22 Haziran 2016 Çarşamba

Umutsuz - Colleen Hoover || Kitap Yorumu



Hayatta insanı yere yıkan şeyler birer sınavdı, pes edip yerde kalmakla silkelenip yere düşmeden önce durduğundan daha dik bir şekilde ayağa kalkmak arasında bir seçim yapmaya zorluyorlardı.

  Umutsuz, uzun zaman önce okunmaya yeltenip okuyamadığım bir kitaptı. Öğrendim ki beyin tamamlanmamış şeyleri tamamlamak istermiş. Hatta bu eğilime Zeigarnik etkisi diyorlar. Ben de bu etkiyle kitabı tamamladım. Öncelikle Colleen Hoover'la tanışmamış bir okuyucuysanız bu kadının kitaplarına bayıldığımı bilmenizi isterim. Tipik bir Colleen Hoover kitabında önce gülerken sonra kendinizi ağlarken bulabilirsiniz. Kendisi aşk ve dramı hafif komediyle harmanlayıp bizlere sunmayı çok iyi becerir. Olayların kurgusu ve kaleminin güzelliği de size kitabı öyle bir sevdirir ki...




  Umutsuz ilk başta klişe başladı. Başlangıçta tek klişe olmayan şey Sky'ın televizyonu,telefonu ve internet erişimi olmayan bir kız olmasıydı. Sky bir gün Dean Holder'la karşılaşır ve hiç kimseye karşı bir şeyler hissedemeyen kızımız Holder'a kendini kaptırır. Holder çok yakışıklı,çekici olmasının yanı sıra sinirli bir yapıdadır falan filan. Dediğim gibi her şey tipik bir aşk kitabı gibiydi. Ancak buna aldanmayın. Kitapta bir gizem var ve siz gizemin çözüldüğünü sandığınız anda aslında bunun esas gizem olmadığını fark ediyorsunuz. Kitabın bulmaca gibi ilmek ilmek işlenmiş bir kurguya sahip olduğunu söyleyebilirim. 

  Gerçek bir sona sinirlenemezsin. Bazıları kötü olur. Asıl sahte mutlu sonlara sinirlenmelisin.

  Ben artık kitap okuya okuya kitapların kurgusunu çözebiliyorum. Umutsuz'un sır perdesini %90 tahmin edebildim. Bunu söyleme gereği duydum çünkü bazı yorumlarda insanlar çok şaşırdığını falan yazmıştı. Eğer birkaç sene önce okusam gerçekten sırrı çözemeyebilirdim ama artık okuya okuya tecrübe edindim. Buna rağmen kurgu güzeldi ve kitabın detaylarını çok beğendim. Sadece canımı sıkan bu iki genç aşığın sürekli mıçmıç,vıcık vıcık olmalarıydı. Bu durum bir yerden sonra ''uf yeter be'' dedirtti.

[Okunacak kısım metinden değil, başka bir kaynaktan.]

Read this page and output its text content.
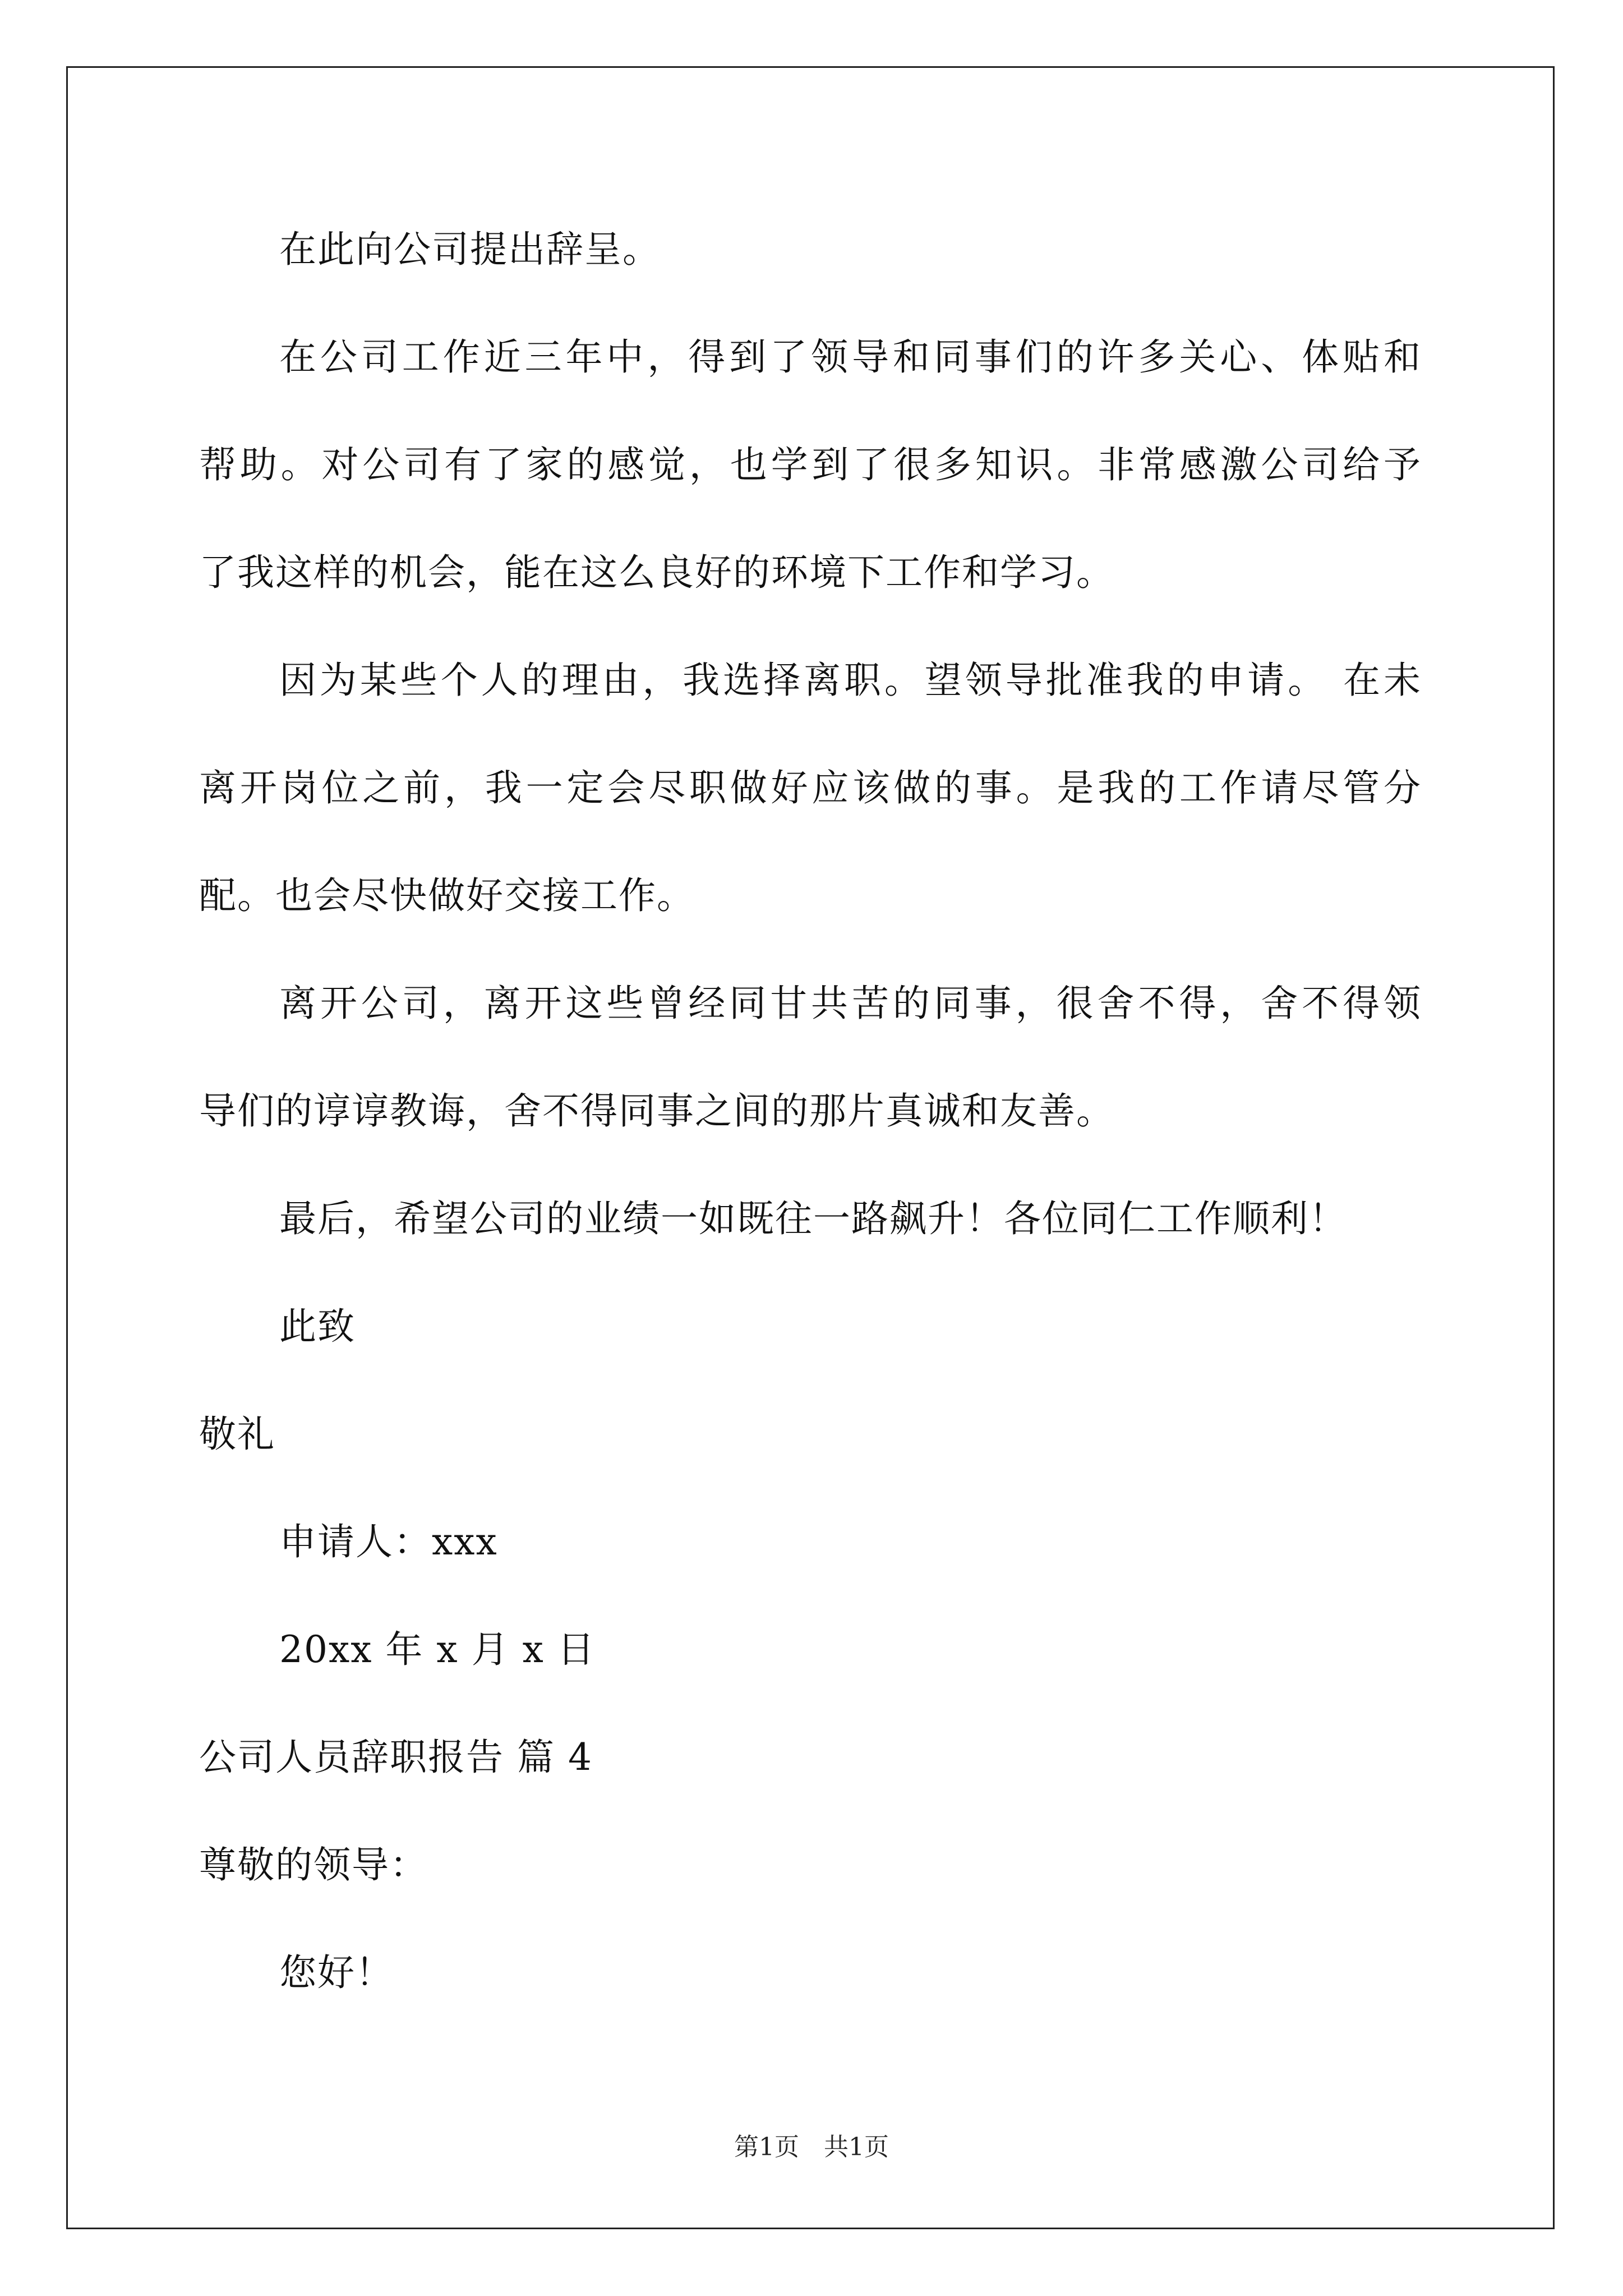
在此向公司提出辞呈。
在公司工作近三年中，得到了领导和同事们的许多关心、体贴和
帮助。对公司有了家的感觉，也学到了很多知识。非常感激公司给予
了我这样的机会，能在这么良好的环境下工作和学习。
因为某些个人的理由，我选择离职。望领导批准我的申请。 在未
离开岗位之前，我一定会尽职做好应该做的事。是我的工作请尽管分
配。也会尽快做好交接工作。
离开公司，离开这些曾经同甘共苦的同事，很舍不得，舍不得领
导们的谆谆教诲，舍不得同事之间的那片真诚和友善。
最后，希望公司的业绩一如既往一路飙升！各位同仁工作顺利！
此致
敬礼
申请人：xxx
20xx 年 x 月 x 日
公司人员辞职报告 篇 4
尊敬的领导：
您好！
第1页　共1页
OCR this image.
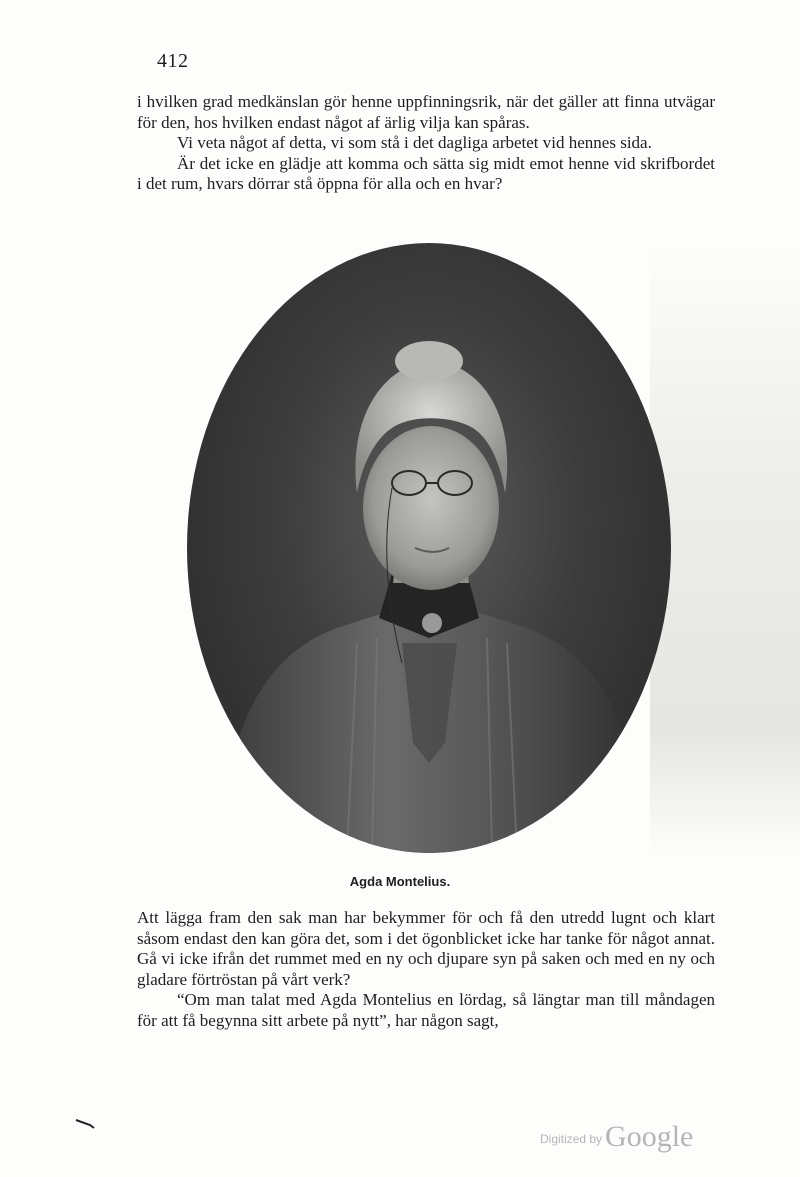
412

i hvilken grad medkänslan gör henne uppfinningsrik, när det gäller att finna utvägar för den, hos hvilken endast något af ärlig vilja kan spåras.

Vi veta något af detta, vi som stå i det dagliga arbetet vid hennes sida.

Är det icke en glädje att komma och sätta sig midt emot henne vid skrifbordet i det rum, hvars dörrar stå öppna för alla och en hvar?

Agda Montelius.

Att lägga fram den sak man har bekymmer för och få den utredd lugnt och klart såsom endast den kan göra det, som i det ögonblicket icke har tanke för något annat. Gå vi icke ifrån det rummet med en ny och djupare syn på saken och med en ny och gladare förtröstan på vårt verk?

“Om man talat med Agda Montelius en lördag, så längtar man till måndagen för att få begynna sitt arbete på nytt”, har någon sagt,

Digitized by Google
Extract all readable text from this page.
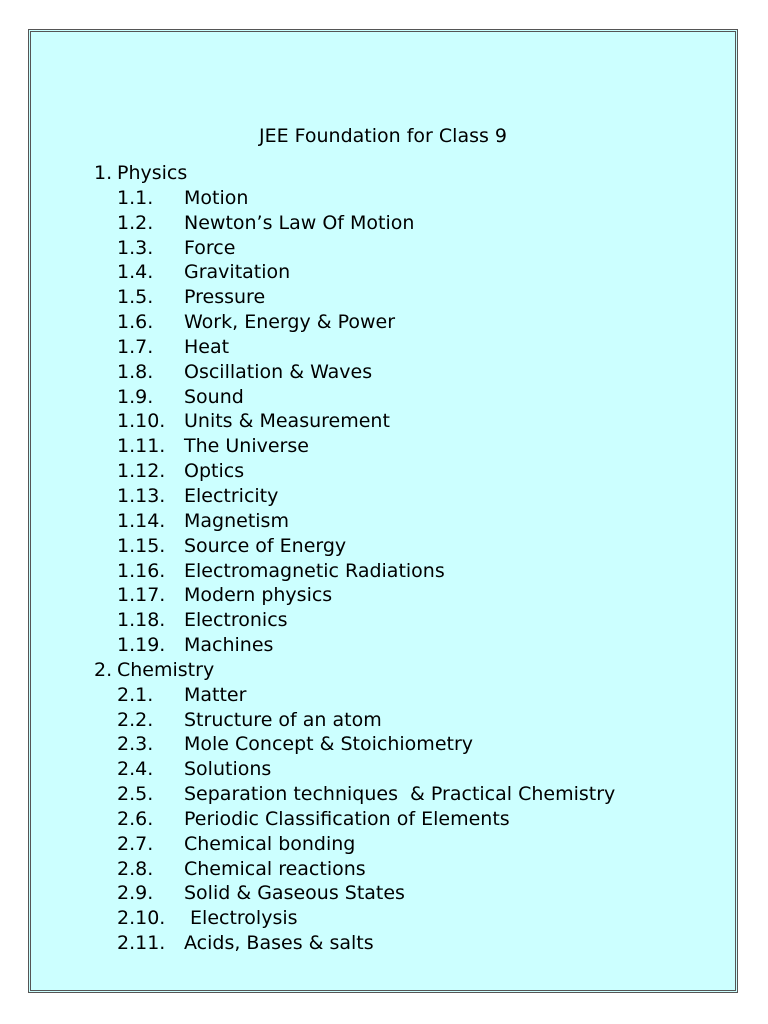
JEE Foundation for Class 9
1. Physics
1.1. Motion
1.2. Newton’s Law Of Motion
1.3. Force
1.4. Gravitation
1.5. Pressure
1.6. Work, Energy & Power
1.7. Heat
1.8. Oscillation & Waves
1.9. Sound
1.10. Units & Measurement
1.11. The Universe
1.12. Optics
1.13. Electricity
1.14. Magnetism
1.15. Source of Energy
1.16. Electromagnetic Radiations
1.17. Modern physics
1.18. Electronics
1.19. Machines
2. Chemistry
2.1. Matter
2.2. Structure of an atom
2.3. Mole Concept & Stoichiometry
2.4. Solutions
2.5. Separation techniques  & Practical Chemistry
2.6. Periodic Classification of Elements
2.7. Chemical bonding
2.8. Chemical reactions
2.9. Solid & Gaseous States
2.10. Electrolysis
2.11. Acids, Bases & salts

  Kendini umutsuz hissetmene neden olabilecek bir gerçeği öğrenmeyi mi tercih edersin yoksa yalanlara inanmaya devam etmeye mi?

   Ayrıca iki üç damla gözyaşı dökmüş olabilirim. Özellikle son 150 sayfa duygusaldı. Duygusal şeyleri okumayı sevdiğim göz önüne alırsa son sayfaları ilk başlara göre daha fazla sevdiğimi söyleyebilirim. Aynı olayları Yeni Bir Umut adlı kitapta Holder'ın ağzından okuma şansınız da var. Ancak olaylar aynı olduğu için bir süre okumamayı düşünüyorum. Zira merak ettiğim daha pek çok kitap var. Öncelikle onlara bir şans tanımak istiyorum.


  Colleen Hoover ne yazsa okurum. Hatta bizim dilimize çevrilmeyen çok fazla kitabı var ve inanın bunun için çok üzülüyorum. İngilizce okumak istiyorum ama cesaret edemedim henüz. Sanırım sözlüğe çok fazla bakıp sıkılmaktan korkuyorum. Umutsuz'a gelecek olursak duygusal aşk kitabı okumayı seviyorsanız size göre olduğunu söyleyebilirim.
  Şimdilik benden bu kadar.
  Umarım daha çok Colleen kitabında buluşuruz!